During various periods of creative work, Legrand became a conductor for orchestras in St. Petersburg, Vancouver, Montreal, Atlanta, Pittsburgh, and Denver. He recorded more than one hundred albums with international musical stars (spanning the genres of jazz, variety, and classical) and worked with such diverse musicians as Phil Woods, Ray Charles, Claude Nougaro, Perry Como, Neil Diamond, Ella Fitzgerald, Aretha Franklin, Lena Horne, James Ingram, Jack Jones, Kiri te Kanawa, Tamara Gverdciteli, Frankie Laine, Tereza Kesovija, Johnny Mathis, Jessye Norman, Diana Ross, Frank Sinatra, Barbra Streisand, Sarah Vaughan, Shirley Bassey, Regine Velasquez, and Natalie Dessay.

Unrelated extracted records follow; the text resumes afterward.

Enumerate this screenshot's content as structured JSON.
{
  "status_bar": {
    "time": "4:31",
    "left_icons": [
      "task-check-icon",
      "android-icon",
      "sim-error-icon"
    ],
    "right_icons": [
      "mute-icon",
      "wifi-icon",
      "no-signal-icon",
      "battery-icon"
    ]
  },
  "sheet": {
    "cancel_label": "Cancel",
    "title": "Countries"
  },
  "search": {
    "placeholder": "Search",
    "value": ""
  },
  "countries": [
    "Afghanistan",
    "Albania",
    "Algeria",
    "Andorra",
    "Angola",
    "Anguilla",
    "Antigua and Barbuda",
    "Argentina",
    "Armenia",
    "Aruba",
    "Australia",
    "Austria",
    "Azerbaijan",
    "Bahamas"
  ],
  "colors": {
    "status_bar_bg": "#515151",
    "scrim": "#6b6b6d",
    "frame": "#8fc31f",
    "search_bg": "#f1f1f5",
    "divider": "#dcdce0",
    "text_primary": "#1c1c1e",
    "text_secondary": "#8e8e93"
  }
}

Michel Legrand has also recorded classical piano pieces by Erik Satie and American composers such as Amy Beach, George Gershwin, Aaron Copland, John Cage, and Conlon Nancarrow. He is a prolific recorder of jazz, popular and classical music albums, have released over one hundred.
His sister, Christiane Legrand, was a member of the Swingle Singers, and his niece Victoria Legrand is a member of the indie rock duo Beach House.

Michel Legrand is known principally as a composer of innovative music for films, composing film scores (about two hundred to date) for directors Jean-Luc Godard, Richard Brooks, Claude Lelouch, Clint Eastwood, Robert Altman, Joseph Losey, and many others. Legrand himself appears and performs in Agnès Varda’s French New Wave classic, Cleo from 5 to 7 (1961). After his songs appeared in Jacques Demy’s films The Umbrellas of Cherbourg (1964) and The Young Girls of Rochefort (1966), Legrand became famous worldwide. The Umbrellas of Cherbourg was a sung-through musical in which all the dialogue was set to music, a revolutionary concept at the time.

Hollywood soon became interested in Legrand after The Umbrellas of Cherbourg, bombarding him with requests to compose music for films. Having begun to collaborate with Hollywood, Legrand continued to work there for many years. Among his best-known scores are those for The Thomas Crown Affair (1968), which features the hit song “The Windmills of Your Mind”, and Summer of ’42 (1971), which features another hit song, “The Summer Knows.” Legrand also wrote the score for Orson Welles’s last-completed film, F for Fake (1974).